Collectively, data from the IRAKLIA and IZALCO studies demonstrated that isatuximab SC administered via an investigational OBI shortened treatment time to minutes with similar efficacy and safety compared with IV infusion. Further, both studies reinforced the potential value of the OBI for patients, as shown by the higher patient satisfaction and preference scores for the OBI, compared to IV and manual SC administration, respectively. We believe this represents a significant innovation, which is novel for [multiple myeloma] treatment, and has the potential to improve and streamline the administration process for both patients and providers. While patients may still require IV or manual SC injections for other aspects of their treatment regimen, easing even just part of the treatment burden could make a meaningful difference for patients.
Could you expand on any specific safety considerations for patient education points that oncologists should be particularly aware of when transitioning patients from IV to SC isatuximab?
The overall safety profile of isatuximab SC in combination with Pd observed in this study was consistent with the established safety profile of isatuximab IV-Pd, but with a notably lower rate of systemic infusion reactions. No new safety concerns were observed, except for low-grade injection site reactions [ISRs] associated with SC administration via OBI that occurred at with a low incidence of 0.4%. Nearly all ISRs were grade 1, except for 1 episode of grade 2. Given the high volume of injections patients may receive across different medications over the course of their treatment, the low rate of ISRs is significant.
Additionally, 99.9% of isatuximab SC OBI injections were successfully delivered with no significant safety concerns related to the OBI. If the OBI were to be available in another capacity in the future, there may be additional education needed for patients or caregivers.
Looking ahead, what further real-world evidence or comparative effectiveness studies would you like to see to fully optimize the integration of subcutaneous isatuximab via OBI into routine oncology practice?

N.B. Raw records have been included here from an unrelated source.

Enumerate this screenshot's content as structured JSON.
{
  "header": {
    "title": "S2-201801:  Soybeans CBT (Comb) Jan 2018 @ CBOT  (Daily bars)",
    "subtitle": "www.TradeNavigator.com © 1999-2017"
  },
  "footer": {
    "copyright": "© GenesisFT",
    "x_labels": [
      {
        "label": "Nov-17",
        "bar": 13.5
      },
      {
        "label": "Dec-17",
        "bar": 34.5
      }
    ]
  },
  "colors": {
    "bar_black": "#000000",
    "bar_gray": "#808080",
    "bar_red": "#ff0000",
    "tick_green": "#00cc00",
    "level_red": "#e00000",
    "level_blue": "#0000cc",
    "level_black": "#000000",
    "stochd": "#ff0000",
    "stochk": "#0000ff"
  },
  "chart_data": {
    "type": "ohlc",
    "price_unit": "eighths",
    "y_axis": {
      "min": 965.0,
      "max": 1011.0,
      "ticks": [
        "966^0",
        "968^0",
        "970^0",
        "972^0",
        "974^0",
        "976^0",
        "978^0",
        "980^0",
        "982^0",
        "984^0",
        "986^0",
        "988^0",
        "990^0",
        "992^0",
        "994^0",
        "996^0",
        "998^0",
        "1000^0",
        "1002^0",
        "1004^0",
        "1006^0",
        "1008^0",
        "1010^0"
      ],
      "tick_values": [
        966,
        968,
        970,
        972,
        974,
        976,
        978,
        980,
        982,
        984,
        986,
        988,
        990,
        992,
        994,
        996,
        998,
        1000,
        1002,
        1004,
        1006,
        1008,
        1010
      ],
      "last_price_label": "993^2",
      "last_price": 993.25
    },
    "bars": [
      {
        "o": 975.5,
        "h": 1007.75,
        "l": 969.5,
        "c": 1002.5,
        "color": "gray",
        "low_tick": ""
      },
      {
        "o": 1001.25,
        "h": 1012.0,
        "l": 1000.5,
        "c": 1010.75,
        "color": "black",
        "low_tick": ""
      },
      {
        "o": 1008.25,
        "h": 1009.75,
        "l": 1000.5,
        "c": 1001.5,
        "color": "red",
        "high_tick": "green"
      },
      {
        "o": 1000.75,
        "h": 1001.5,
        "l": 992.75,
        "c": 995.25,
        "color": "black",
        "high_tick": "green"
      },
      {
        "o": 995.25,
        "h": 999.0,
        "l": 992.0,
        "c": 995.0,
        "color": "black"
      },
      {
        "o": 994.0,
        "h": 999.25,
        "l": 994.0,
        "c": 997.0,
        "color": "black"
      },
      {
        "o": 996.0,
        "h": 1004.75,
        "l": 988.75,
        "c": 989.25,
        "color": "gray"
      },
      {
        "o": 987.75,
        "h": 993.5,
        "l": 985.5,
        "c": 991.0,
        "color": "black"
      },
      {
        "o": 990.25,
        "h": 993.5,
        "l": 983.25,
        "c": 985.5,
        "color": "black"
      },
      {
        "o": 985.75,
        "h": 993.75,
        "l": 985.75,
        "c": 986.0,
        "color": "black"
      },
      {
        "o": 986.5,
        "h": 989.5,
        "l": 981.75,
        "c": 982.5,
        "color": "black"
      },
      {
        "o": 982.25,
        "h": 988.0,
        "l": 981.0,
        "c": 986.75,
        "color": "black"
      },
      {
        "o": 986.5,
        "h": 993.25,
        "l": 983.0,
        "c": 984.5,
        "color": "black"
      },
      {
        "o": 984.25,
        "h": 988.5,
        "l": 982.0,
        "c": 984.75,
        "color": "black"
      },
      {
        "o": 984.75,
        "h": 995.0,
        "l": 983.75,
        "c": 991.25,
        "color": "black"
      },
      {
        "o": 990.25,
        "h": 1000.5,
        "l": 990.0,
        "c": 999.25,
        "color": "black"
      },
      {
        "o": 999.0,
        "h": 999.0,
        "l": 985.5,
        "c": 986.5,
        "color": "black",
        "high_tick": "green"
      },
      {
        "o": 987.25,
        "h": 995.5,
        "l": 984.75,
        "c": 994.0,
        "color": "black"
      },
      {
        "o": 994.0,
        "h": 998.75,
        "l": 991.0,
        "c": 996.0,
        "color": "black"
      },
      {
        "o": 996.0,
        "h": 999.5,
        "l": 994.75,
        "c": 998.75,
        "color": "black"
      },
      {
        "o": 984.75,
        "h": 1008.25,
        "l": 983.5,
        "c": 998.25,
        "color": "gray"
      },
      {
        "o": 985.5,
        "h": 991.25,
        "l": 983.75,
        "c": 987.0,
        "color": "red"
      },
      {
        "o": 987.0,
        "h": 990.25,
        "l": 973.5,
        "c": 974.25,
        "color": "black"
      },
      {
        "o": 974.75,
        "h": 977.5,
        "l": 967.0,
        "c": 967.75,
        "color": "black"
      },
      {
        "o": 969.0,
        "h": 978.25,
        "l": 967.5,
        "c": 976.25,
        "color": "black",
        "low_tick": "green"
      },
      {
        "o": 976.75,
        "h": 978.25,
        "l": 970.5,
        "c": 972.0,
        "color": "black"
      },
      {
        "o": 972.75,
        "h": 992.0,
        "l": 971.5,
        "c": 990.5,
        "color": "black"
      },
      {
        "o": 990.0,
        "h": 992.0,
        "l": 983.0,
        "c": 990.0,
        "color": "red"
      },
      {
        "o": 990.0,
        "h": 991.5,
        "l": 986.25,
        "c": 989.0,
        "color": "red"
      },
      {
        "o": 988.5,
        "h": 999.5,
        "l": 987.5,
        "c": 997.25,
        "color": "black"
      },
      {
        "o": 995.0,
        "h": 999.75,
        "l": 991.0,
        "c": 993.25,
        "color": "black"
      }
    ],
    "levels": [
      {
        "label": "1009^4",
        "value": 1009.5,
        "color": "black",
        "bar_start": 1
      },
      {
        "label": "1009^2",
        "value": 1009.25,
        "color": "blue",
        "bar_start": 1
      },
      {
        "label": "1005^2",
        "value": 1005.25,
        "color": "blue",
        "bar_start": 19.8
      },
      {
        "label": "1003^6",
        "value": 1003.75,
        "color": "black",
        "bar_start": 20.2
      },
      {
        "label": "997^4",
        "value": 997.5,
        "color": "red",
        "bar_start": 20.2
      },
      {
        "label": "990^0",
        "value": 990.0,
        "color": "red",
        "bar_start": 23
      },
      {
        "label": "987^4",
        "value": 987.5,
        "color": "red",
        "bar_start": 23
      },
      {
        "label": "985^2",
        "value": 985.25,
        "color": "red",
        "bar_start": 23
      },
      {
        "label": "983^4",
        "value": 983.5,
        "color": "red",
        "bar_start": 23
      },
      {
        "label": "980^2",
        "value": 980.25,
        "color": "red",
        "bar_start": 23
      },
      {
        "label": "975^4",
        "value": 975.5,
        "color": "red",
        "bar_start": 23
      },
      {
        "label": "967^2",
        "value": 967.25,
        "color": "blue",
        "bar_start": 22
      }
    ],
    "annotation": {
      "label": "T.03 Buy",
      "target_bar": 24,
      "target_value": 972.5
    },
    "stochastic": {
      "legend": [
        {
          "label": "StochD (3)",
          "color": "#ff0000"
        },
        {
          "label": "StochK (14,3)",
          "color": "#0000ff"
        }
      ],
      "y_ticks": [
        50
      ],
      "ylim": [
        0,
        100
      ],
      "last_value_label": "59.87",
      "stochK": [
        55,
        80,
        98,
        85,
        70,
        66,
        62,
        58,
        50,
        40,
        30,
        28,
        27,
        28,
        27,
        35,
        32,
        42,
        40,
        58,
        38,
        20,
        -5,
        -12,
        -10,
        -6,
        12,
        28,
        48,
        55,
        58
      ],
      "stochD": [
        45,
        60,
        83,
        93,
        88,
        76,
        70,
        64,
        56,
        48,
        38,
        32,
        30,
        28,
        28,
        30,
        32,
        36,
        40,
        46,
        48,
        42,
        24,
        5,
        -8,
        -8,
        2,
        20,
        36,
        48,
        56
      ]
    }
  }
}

Based on findings from the IRAKLIA and IZALCO studies, I don’t believe there are any specific populations where further research would be needed, nor do I believe there is any further real-world evidence or comparative effectiveness studies required.
If you had one key takeaway message about the isatuximab SC OBI data for your oncology colleagues, what would it be and why is it important for them to understand?
Given the OBI’s potential to improve the overall patient experience in multiple myeloma treatment, I believe it’s critical for my colleagues to fully understand the key insights from these data. The OBI represents a significant innovation for the multiple myeloma community that has the potential to improve and streamline the administration process for both patients and providers. While other therapies may be administered subcutaneously, the IRAKLIA phase 3 study was the first to incorporate the use of an OBI in the treatment of multiple myeloma and demonstrate noninferiority to IV. While there are several steps yet ahead to make this innovation available, I feel confident that the reception will be positive amongst multiple myeloma patients and providers.